Enter Danny Yang and Susan Joseph's new project, CoronaVirus API, an effort to disintermediate data from the traditional sources of information. The website collects, collates and presents the most recent figures on the virus’ spread through all 50 states. Using a web scraping bot to gather information from relevant government sources, CoronaVirus API is a decentralized solution to presenting people with information they could grow to trust.
“The CDC is not reporting enough data in a timely manner,” Yang said in a phone call. “First, they need to provide transparency in getting data out there.”
This isn’t to say Yang’s site is a replacement for the CDC’s announcements, but a way to push out real-time figures, rather than waiting for a centralized bureau to make an announcement. “The CDC is often a day behind in reporting the official state statistics,” Yang said.
In fact, the CDC states that "since states are testing and reporting their own results, CDC’s numbers are not representative of all testing being done nationwide."
The CDC did not respond to a request for comment by press time.
Yang’s permissionless data aggregator scrapes government websites, which in turn rely on infection, recovery and death statistics provided by local hospitals to states as required by many state public health laws. Nearly three-quarters of Americans trust their medical professionals, according to PEW. Now, CoronaVirus API has created a more direct line to these official numbers.
“Right now, there are zero ways for states to aggregate information from other states, which slows coordinated efforts to protect the public,” Susan Joseph, Yang’s legal counterpart and partner, said in a phone call. "You can use data as a lifeline to plan in real time and help protect yourself, your community and state."
Yang, a self-described “data guy” and founder of the block explorer (a tool that helps people examine blockchain transactions) Blockseer, said his unofficial and unverified workaround is also attempting to provide transparency in the age of Trump.
Joseph is an attorney and blockchain consultant specializing in digital assets and insurance, and has worked with global insurance consortia, enterprise, and the World Economic Forum.
This Tuesday, Yang contacted the developers behind Real Items, a VeChain-based authentication protocol, to provide historical versioning of medical statistics, so authorities are unable to censor or change the statistics at a later date.

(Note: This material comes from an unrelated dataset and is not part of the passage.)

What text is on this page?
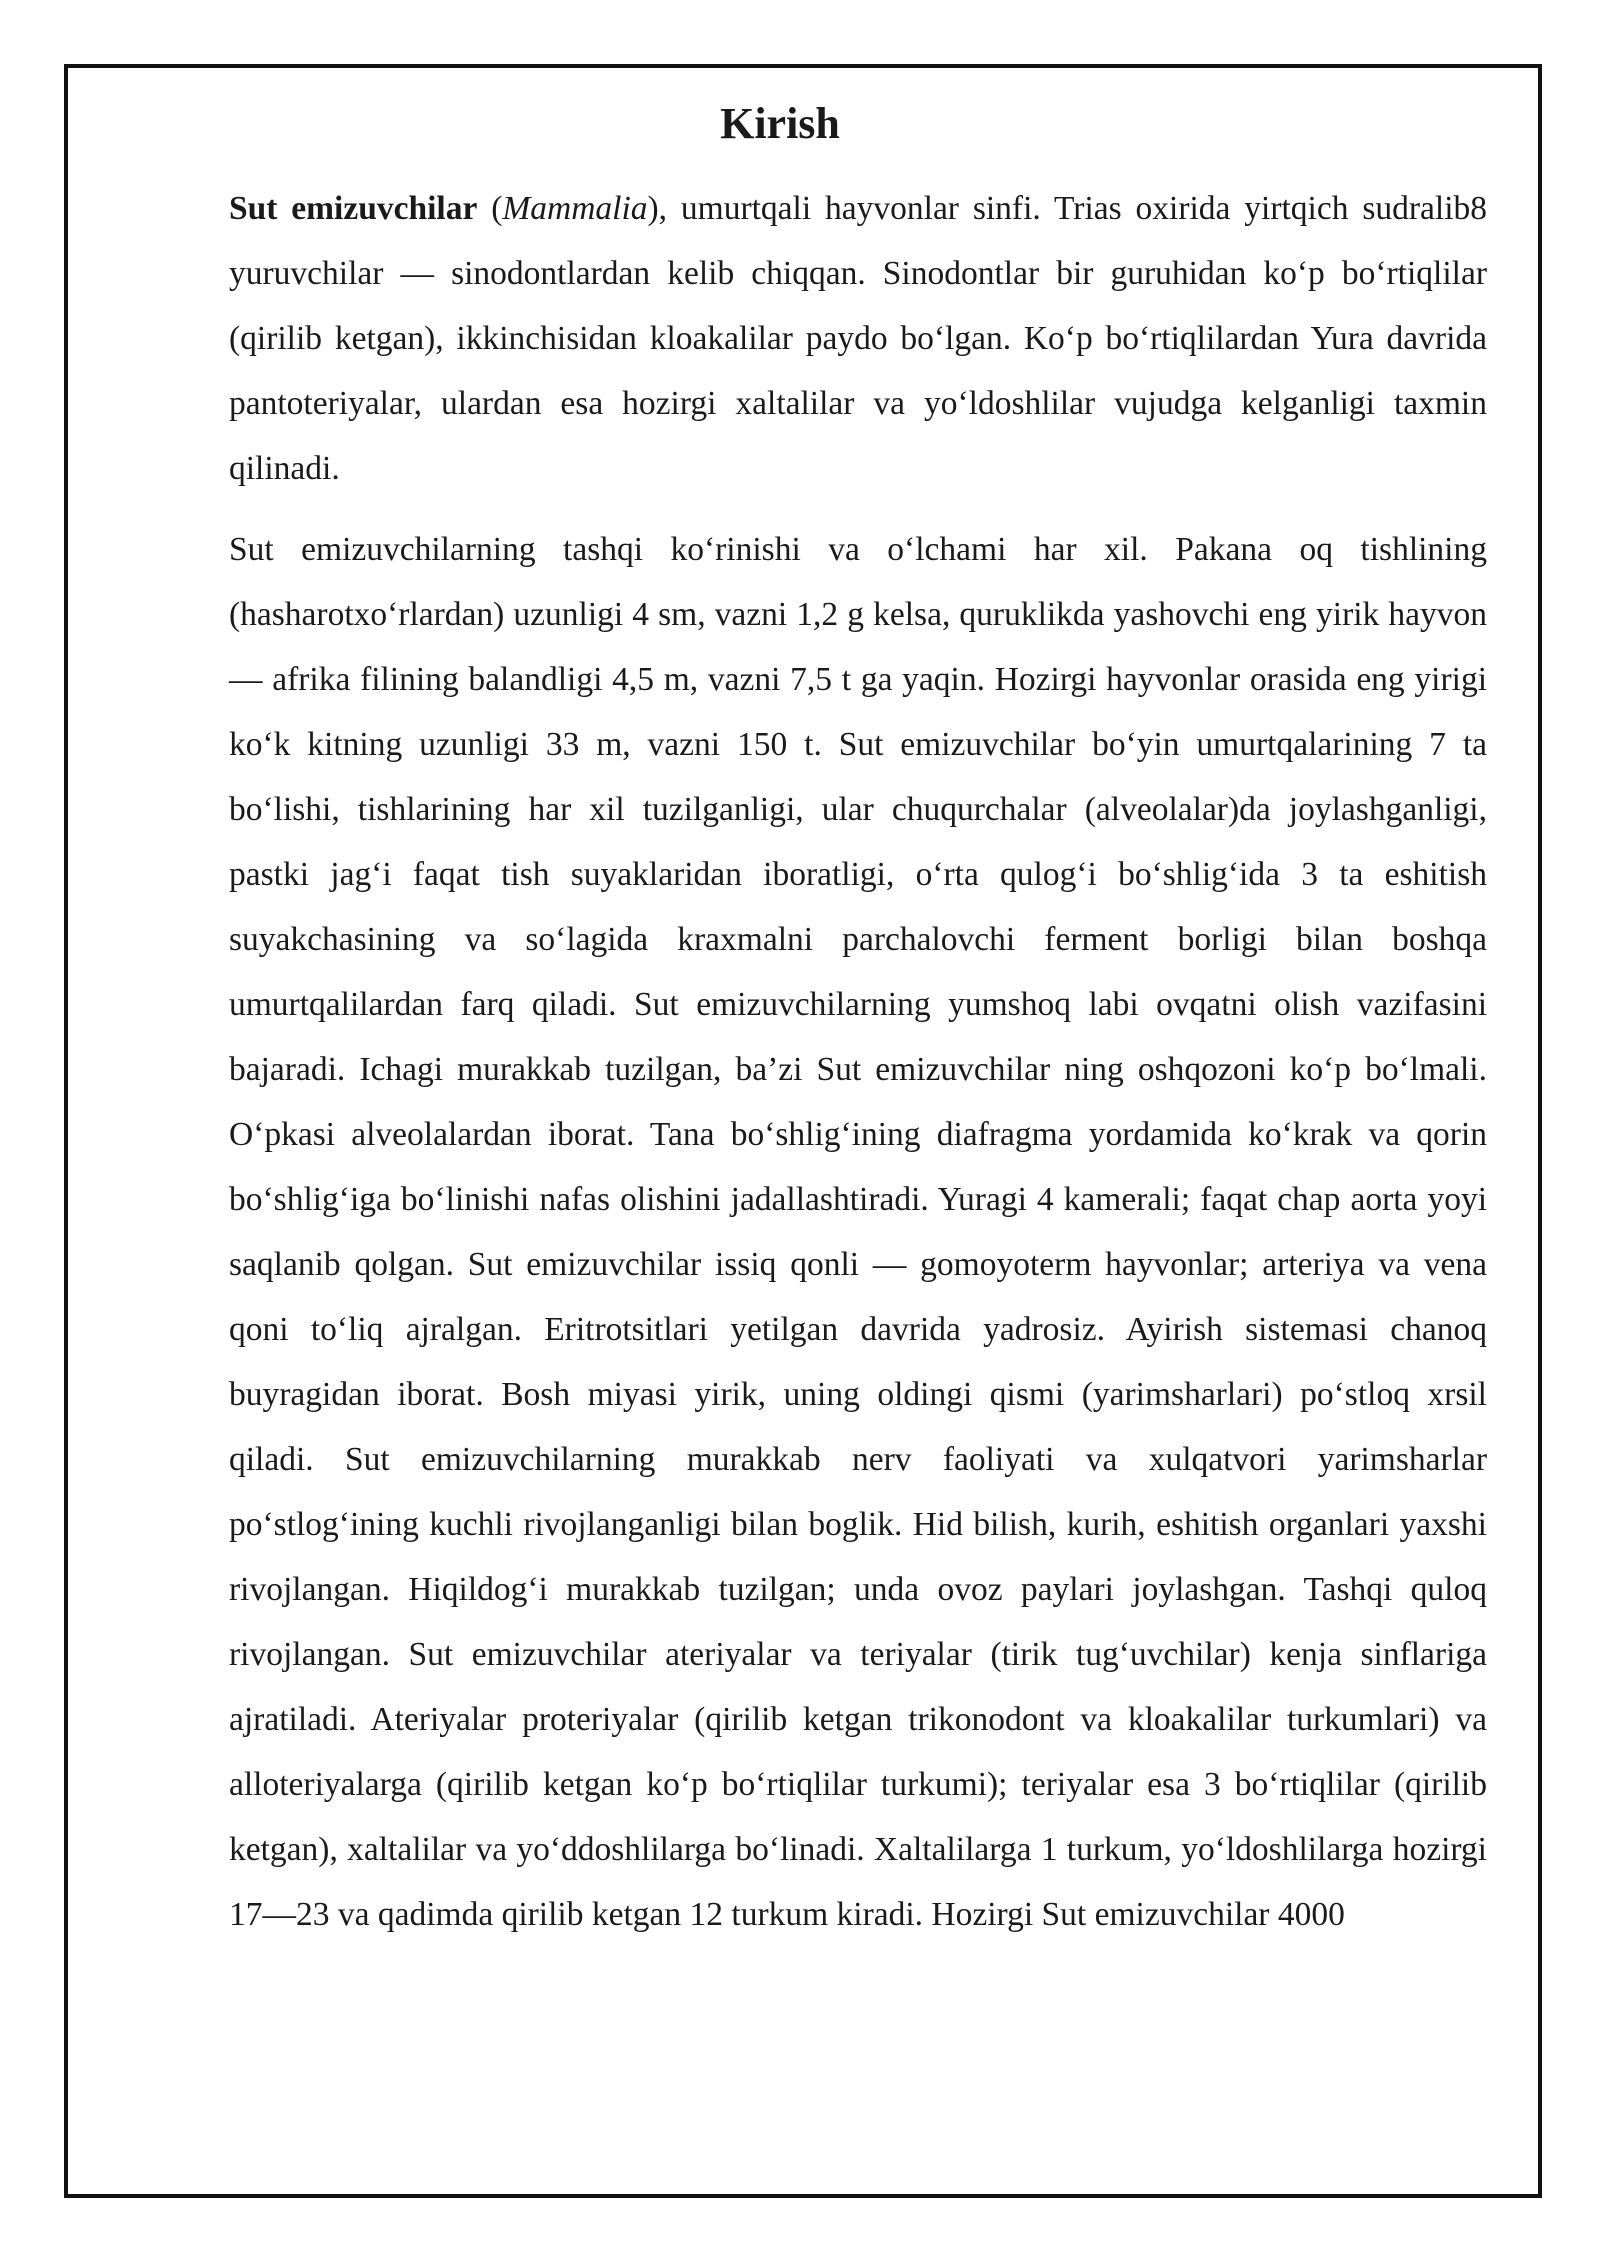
Kirish

Sut emizuvchilar (Mammalia), umurtqali hayvonlar sinfi. Trias oxirida yirtqich sudralib8 yuruvchilar — sinodontlardan kelib chiqqan. Sinodontlar bir guruhidan ko‘p bo‘rtiqlilar (qirilib ketgan), ikkinchisidan kloakalilar paydo bo‘lgan. Ko‘p bo‘rtiqlilardan Yura davrida pantoteriyalar, ulardan esa hozirgi xaltalilar va yo‘ldoshlilar vujudga kelganligi taxmin qilinadi.

Sut emizuvchilarning tashqi ko‘rinishi va o‘lchami har xil. Pakana oq tishlining (hasharotxo‘rlardan) uzunligi 4 sm, vazni 1,2 g kelsa, quruklikda yashovchi eng yirik hayvon — afrika filining balandligi 4,5 m, vazni 7,5 t ga yaqin. Hozirgi hayvonlar orasida eng yirigi ko‘k kitning uzunligi 33 m, vazni 150 t. Sut emizuvchilar bo‘yin umurtqalarining 7 ta bo‘lishi, tishlarining har xil tuzilganligi, ular chuqurchalar (alveolalar)da joylashganligi, pastki jag‘i faqat tish suyaklaridan iboratligi, o‘rta qulog‘i bo‘shlig‘ida 3 ta eshitish suyakchasining va so‘lagida kraxmalni parchalovchi ferment borligi bilan boshqa umurtqalilardan farq qiladi. Sut emizuvchilarning yumshoq labi ovqatni olish vazifasini bajaradi. Ichagi murakkab tuzilgan, ba’zi Sut emizuvchilar ning oshqozoni ko‘p bo‘lmali. O‘pkasi alveolalardan iborat. Tana bo‘shlig‘ining diafragma yordamida ko‘krak va qorin bo‘shlig‘iga bo‘linishi nafas olishini jadallashtiradi. Yuragi 4 kamerali; faqat chap aorta yoyi saqlanib qolgan. Sut emizuvchilar issiq qonli — gomoyoterm hayvonlar; arteriya va vena qoni to‘liq ajralgan. Eritrotsitlari yetilgan davrida yadrosiz. Ayirish sistemasi chanoq buyragidan iborat. Bosh miyasi yirik, uning oldingi qismi (yarimsharlari) po‘stloq xrsil qiladi. Sut emizuvchilarning murakkab nerv faoliyati va xulqatvori yarimsharlar po‘stlog‘ining kuchli rivojlanganligi bilan boglik. Hid bilish, kurih, eshitish organlari yaxshi rivojlangan. Hiqildog‘i murakkab tuzilgan; unda ovoz paylari joylashgan. Tashqi quloq rivojlangan. Sut emizuvchilar ateriyalar va teriyalar (tirik tug‘uvchilar) kenja sinflariga ajratiladi. Ateriyalar proteriyalar (qirilib ketgan trikonodont va kloakalilar turkumlari) va alloteriyalarga (qirilib ketgan ko‘p bo‘rtiqlilar turkumi); teriyalar esa 3 bo‘rtiqlilar (qirilib ketgan), xaltalilar va yo‘ddoshlilarga bo‘linadi. Xaltalilarga 1 turkum, yo‘ldoshlilarga hozirgi 17—23 va qadimda qirilib ketgan 12 turkum kiradi. Hozirgi Sut emizuvchilar 4000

This product, developed by David Menard, adds these medical records to the InterPlanetary File System and then hashes that information onto a blockchain using a non-fungible token (NFT) format.
“This provides double immutability,” Menard said over Zoom. “It's a way for us to easily keep records of vital statistics.”
The NFT format allows researchers and laymen to quickly find datasets related to a single day during the outbreak, he said. Currently, each hash onto VeChain costs approximately 17 cents, but it’s a cost Menard is willing to eat.
“If data is editable or adjusted, it opens the possibility for people to take the narrative and drown out the truth,” he said.
This is something Danny Yang has direct experience with. His family is from Hubei province in China, where the coronavirus outbreak began, and he is in daily contact with his family who are still there. Yang was disappointed with how the Chinese government initially tried to suppress information related to the virus before taking the extreme measure of enforcing quarantines.
“My family has been in a continuous lockdown for over two months,” Yang said. “What’s happened in China will happen everywhere. The whole country [United States] has to participate.”
For his part, Yang has been under self-isolation since January, only leaving the house three times since, according to a spreadsheet he uses to keep track of his time under lockdown.
He’s hoping his website will help people take similar precautions. “You can’t ignore data,” he said.